# [ 2013 ] Maui



## linsj (Oct 13, 2013)

Realistically, do you get many Maui timeshares for exchanges?


----------



## oceanvps (Oct 13, 2013)

I got one this april past, i think we started searching 3 weeks out and got WKORV 2 bedroom for Worldmark points...... this exchange might have used up all the good karma owed to me for a very long time.  i guess it was easier because it was april and not february or march as well. 

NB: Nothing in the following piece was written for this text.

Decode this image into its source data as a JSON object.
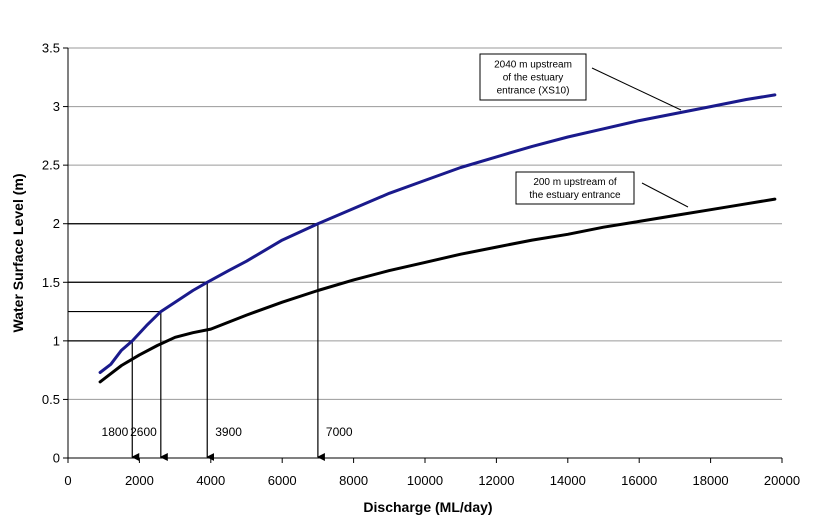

I'm trying for an exchange for Feb 2014 using all my powers so we'll see.


----------



## oceanvps (Oct 16, 2013)

whoops sorry didn't realize this was dae specific...... igmore my previous message


----------



## silentg (Mar 28, 2015)

I have an OGS for Maui for June 2016 with DAE do you think our chances are good? We already have a week exchange with another TUG member and are trying to get another week to go a longer time.  We will be going regardless but fingers are crossed!
TerryC


----------



## eschjw (Mar 30, 2015)

*DAE and Maui*

I think your chances are good, if you can take the week before or after, and you don't need a two bedroom. Several resorts do show up for Maui online, but most of them are already taken by an OGS so they post as sold. Those that do hit the DAE online site as available rarely last past the Gold Advantage waiting period. Ka'anapali Beach Club seems to be available with some regularity. If you are a Gold Advantage member, your OGS would go to the front of the line.

I am a Gold Advantage member and a few months ago I found a Westin Ka'anapali Beach online for September 2015 and put it on hold for my nephew. It was for his honeymoon, but he could not use it.


----------